This question is popped several times, but I could not find a proper answer for it. I think now I found a good solution!
Unfortunately parallel
is not the part of the standard distributions, but make is. It has a switch -j
to do makes parallel.
man make(1)]: (more info on make's parallel execution)
-j [jobs], --jobs[=jobs]
Specifies the number of jobs (commands) to run simultaneously. If
there is more than one -j option, the last one is effective. If
the -j option is given without an argument, make will not limit
the number of jobs that can run simultaneously.
So with a proper Makefile
the problem could be solved.
.PHONY: all $(PHP_DEST)
# Create an array of targets in the form of PHP1 PHP2 ... PHP90
PHP_DEST := $(addprefix PHP, $(shell seq 1 1 90))
# Default target
all: $(PHP_DEST)
# Run the proper script for each target
$(PHP_DEST):
N=$(subst PHP,,$@); php path$N/some_job_$N.php
It creates 90 of PHP#
targets each calls php path#/some_job_#.php
. If You run make -j 5
then it will run 5 instance of php parallel.
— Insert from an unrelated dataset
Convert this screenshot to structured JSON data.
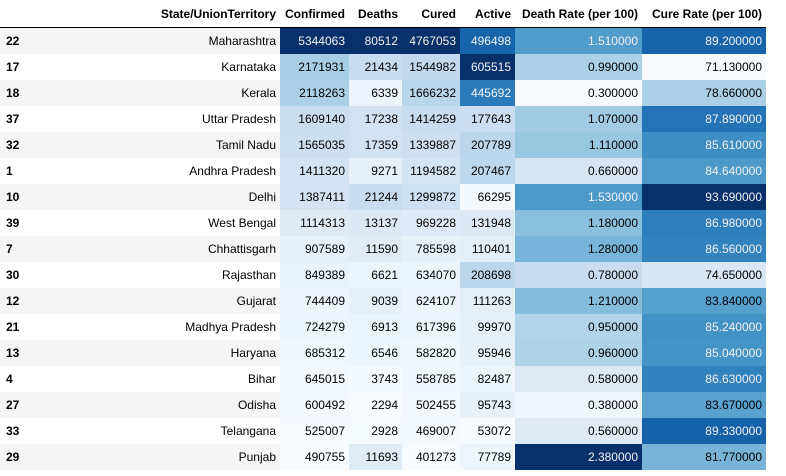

If one finishes it starts the next.
I renamed the Makefile
to parallel.mak
, I run chmod 700 parallel.mak
and I added #!/usr/bin/make -f
to the first line. Now it can be called as ./parallel.mak -j 5
.
Or even You can use the more sophisticated -l
switch:
-l [load], --load-average[=load]
Specifies that no new jobs (commands) should be started if there
are others jobs running and the load average is at least load (a
floating-point number). With no argument, removes a previous load
limit.
In this case make will decide how many jobs can be launched depending on the system's load.
I tested it with ./parallel.mak -j -l 1.0
and run nicely. It started 4 programs in parallel at first contrary -j
without args means run as many process parallel as it can.